Once upon a time an Author had too many memories…
Revisiting the chaotic big bang of the cuilverse from my perspective: The Black Tree series. It is not the actual beginning of the universes within the cuilverse, it was simply my entry/departure from the norm point.
The series that started it all.
It is a formless mass, with inflation racing to build space nearly as fast as the ink met the pages.
It is surreal and raw and innocent and insulting. Trapped within the tattooed wood are my literal memories, the secrets of the horrific life I survived at that time seeped in as deeply as the blood in my veins.
It is that initial point of trauma, the shards of fractured fractal features kaleidoscoping ‘cross all of time and space, queering the corners of the box set to chop off my “extra” dimensions – snick snack shook!
It’s language is hardly coherent, its style maddening, its yearnings unrealized.
It is not easy to read; it never has been.
They talk too much.
The continuity is inconsistent.
You can’t put yourself in the story!
Why bastardize the English language?
There are too many characters!
This is absurd.
In these drops of poison my soul encapsulated, spinning or not spinning as you observe – or are you even looking?
And as zero hour approaches, as alternates give way to angry and disguised goddes and eventually give way to total loss…the tone gains weight…
The tangles straighten.
The death comes.
Once upon a time I could not hold the memories. I locked them away for safekeeping, casting spells upon the page with my Sinister hand.
Eventually, as the cuilverse is wont to do, the liminal grew critical and overflowed.
The Black Tree stretched it’s roots and branches through the cuilverse, cracking it open like lightning through air and rubbing electrons against its skin.
I sink in among the bubbled memories, and realize…
There’s room now.
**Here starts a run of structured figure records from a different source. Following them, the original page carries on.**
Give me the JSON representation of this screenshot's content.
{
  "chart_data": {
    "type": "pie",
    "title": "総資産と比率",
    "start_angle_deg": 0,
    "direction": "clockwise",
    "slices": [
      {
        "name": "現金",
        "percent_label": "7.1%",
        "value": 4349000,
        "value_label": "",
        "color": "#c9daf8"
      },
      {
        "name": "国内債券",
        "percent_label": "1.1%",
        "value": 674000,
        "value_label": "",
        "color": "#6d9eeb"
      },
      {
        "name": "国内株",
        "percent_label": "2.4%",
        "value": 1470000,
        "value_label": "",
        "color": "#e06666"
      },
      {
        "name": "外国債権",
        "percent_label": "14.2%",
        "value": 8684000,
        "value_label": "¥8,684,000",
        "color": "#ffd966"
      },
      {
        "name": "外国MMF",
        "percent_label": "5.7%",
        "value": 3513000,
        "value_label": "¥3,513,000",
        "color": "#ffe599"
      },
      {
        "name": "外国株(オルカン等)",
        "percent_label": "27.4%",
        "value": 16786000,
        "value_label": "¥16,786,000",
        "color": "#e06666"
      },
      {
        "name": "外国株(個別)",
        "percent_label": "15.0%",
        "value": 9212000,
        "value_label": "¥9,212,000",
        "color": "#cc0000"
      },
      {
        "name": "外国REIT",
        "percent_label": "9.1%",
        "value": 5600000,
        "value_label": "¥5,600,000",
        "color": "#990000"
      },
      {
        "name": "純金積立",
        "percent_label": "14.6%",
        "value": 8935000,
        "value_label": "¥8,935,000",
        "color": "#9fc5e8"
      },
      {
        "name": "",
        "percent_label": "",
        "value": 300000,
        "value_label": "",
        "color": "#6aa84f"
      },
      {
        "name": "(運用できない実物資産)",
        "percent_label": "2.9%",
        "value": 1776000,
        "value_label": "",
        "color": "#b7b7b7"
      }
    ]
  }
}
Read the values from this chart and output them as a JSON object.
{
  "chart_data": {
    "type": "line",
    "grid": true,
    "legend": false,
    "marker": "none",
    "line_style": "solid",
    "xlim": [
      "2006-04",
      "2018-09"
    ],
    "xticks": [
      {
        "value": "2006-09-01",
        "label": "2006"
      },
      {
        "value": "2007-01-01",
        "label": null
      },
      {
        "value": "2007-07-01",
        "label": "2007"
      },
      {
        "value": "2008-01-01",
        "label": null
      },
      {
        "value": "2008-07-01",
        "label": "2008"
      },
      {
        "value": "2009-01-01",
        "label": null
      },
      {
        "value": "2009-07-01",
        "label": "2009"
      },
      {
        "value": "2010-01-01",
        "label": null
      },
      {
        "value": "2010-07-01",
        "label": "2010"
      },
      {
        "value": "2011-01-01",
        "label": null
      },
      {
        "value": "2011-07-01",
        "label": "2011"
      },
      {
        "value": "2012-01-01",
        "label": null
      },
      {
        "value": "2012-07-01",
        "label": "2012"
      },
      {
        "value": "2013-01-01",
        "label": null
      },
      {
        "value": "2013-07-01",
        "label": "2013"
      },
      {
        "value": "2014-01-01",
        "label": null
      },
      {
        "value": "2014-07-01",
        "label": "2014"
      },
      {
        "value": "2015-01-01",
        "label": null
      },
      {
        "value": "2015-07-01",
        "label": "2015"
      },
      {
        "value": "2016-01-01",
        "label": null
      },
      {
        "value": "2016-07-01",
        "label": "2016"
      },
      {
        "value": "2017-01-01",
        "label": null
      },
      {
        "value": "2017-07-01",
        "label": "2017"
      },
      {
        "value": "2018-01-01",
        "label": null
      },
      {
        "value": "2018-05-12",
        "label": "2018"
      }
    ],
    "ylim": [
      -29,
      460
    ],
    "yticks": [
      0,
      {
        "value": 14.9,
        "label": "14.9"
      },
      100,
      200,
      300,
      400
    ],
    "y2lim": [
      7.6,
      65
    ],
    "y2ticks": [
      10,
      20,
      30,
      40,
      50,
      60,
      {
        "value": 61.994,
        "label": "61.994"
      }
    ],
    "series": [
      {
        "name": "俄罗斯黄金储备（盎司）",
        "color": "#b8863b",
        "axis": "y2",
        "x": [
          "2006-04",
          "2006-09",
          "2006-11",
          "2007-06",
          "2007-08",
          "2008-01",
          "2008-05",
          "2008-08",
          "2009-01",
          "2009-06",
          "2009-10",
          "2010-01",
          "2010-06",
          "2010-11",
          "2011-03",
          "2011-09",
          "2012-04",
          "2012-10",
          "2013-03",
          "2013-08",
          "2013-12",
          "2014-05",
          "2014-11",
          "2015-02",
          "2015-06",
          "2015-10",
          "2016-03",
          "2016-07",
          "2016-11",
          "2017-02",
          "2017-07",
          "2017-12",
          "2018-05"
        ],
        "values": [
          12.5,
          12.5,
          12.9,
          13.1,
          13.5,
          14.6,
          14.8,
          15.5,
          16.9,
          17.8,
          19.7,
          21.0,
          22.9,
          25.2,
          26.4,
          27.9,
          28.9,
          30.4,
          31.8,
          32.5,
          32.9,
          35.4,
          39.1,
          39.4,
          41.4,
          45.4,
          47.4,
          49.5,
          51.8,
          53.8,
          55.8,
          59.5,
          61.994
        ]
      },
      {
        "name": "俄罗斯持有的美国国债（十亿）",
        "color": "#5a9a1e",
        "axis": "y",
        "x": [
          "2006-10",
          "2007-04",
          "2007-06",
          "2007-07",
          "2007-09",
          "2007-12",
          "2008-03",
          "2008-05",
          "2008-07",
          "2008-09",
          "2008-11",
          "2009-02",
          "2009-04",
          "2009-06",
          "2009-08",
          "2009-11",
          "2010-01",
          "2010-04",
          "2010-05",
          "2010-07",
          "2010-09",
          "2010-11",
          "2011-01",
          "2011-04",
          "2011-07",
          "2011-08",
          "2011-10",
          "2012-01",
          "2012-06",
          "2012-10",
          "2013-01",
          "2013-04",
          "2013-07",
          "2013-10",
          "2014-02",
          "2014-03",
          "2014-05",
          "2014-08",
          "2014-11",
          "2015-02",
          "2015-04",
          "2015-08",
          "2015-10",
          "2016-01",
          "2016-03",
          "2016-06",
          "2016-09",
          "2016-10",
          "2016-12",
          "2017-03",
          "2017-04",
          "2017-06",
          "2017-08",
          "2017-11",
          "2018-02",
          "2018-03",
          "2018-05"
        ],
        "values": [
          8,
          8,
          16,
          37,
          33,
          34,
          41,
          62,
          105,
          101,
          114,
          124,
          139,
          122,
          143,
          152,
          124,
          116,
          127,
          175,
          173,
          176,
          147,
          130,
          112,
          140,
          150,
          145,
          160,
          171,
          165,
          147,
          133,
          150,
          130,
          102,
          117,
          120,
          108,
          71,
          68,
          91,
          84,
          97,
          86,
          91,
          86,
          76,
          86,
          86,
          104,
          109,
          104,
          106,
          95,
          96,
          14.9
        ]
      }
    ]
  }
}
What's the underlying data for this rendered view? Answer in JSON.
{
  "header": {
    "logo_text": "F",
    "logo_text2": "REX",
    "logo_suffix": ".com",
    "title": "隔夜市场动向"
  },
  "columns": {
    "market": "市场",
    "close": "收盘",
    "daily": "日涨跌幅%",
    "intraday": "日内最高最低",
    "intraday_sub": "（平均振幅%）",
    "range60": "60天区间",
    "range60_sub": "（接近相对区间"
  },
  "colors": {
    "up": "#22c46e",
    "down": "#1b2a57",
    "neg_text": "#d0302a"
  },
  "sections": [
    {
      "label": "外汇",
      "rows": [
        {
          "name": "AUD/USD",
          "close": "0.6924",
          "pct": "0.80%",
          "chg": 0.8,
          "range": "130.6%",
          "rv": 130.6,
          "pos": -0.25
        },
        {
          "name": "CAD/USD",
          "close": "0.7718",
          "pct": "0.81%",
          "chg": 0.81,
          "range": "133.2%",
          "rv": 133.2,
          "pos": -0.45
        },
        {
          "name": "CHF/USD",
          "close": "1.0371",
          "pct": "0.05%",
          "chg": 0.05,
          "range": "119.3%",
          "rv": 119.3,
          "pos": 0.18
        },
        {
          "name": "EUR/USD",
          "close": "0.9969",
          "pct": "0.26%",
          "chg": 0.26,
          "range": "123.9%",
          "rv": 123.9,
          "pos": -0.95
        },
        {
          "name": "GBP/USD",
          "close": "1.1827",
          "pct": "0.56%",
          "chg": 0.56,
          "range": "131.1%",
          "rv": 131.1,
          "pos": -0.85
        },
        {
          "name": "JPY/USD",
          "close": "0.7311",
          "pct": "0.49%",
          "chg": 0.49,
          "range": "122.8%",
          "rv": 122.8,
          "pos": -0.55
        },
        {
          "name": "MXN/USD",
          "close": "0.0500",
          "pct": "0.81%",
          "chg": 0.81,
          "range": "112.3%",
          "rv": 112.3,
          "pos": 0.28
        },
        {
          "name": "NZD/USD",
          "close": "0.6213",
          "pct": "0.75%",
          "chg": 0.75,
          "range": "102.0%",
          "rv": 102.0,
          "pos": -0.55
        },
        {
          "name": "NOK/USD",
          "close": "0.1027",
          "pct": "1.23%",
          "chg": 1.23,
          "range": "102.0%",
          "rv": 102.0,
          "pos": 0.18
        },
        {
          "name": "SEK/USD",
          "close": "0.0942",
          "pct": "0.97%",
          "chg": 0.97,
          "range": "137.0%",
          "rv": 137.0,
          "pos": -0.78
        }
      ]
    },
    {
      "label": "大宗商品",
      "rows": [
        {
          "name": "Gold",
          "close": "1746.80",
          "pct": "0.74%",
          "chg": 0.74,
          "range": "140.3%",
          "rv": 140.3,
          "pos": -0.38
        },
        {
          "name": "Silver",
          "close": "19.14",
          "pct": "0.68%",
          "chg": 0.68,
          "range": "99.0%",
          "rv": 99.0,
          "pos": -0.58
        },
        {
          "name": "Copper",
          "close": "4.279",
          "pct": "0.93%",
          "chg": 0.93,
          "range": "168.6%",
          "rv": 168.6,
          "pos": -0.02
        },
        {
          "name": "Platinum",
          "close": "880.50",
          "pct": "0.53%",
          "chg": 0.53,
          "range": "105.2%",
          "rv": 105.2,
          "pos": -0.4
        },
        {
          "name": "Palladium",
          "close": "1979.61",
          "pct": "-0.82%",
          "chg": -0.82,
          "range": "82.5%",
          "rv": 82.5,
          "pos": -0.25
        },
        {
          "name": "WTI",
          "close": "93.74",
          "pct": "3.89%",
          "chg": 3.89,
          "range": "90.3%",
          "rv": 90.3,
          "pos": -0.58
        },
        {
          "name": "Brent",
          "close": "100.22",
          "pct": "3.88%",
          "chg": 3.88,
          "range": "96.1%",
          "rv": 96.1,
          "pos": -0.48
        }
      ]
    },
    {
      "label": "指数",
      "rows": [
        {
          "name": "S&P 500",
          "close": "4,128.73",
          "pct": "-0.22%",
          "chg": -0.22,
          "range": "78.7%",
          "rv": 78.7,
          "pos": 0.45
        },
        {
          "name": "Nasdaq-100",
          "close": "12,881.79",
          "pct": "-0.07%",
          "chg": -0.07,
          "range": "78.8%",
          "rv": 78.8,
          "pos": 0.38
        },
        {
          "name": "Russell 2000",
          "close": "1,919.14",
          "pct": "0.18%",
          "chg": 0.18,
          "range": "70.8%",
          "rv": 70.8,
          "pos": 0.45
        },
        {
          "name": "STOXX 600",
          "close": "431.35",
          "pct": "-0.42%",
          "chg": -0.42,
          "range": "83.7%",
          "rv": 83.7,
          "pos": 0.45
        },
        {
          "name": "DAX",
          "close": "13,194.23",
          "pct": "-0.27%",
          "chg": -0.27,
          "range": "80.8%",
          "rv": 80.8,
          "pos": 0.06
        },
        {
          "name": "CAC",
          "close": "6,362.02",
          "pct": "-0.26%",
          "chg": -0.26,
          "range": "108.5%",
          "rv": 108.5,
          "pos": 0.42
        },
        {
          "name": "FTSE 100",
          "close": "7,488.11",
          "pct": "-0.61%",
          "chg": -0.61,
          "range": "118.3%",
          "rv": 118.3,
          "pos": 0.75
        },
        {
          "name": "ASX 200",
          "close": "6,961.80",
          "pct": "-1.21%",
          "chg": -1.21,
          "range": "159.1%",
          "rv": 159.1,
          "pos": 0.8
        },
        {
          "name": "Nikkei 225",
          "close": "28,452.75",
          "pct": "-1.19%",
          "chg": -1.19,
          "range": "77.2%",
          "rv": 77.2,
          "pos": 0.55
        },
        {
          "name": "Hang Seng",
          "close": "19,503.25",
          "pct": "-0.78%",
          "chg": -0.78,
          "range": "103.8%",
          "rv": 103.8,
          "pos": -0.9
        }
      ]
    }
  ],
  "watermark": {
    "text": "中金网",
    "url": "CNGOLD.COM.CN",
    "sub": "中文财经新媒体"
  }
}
This memory can go on this shelf, this one can wander around this house, this one can skip across lakes, and this one can build stars.
Many of the memories have been permanently lost, unrecoverable, as several books were lost or stolen. My soul is split for the loss, grief crying out for something that no longer exists.
The wave washes over me and floats me toward…toward what?
The End of the Beginning? Apocalypse.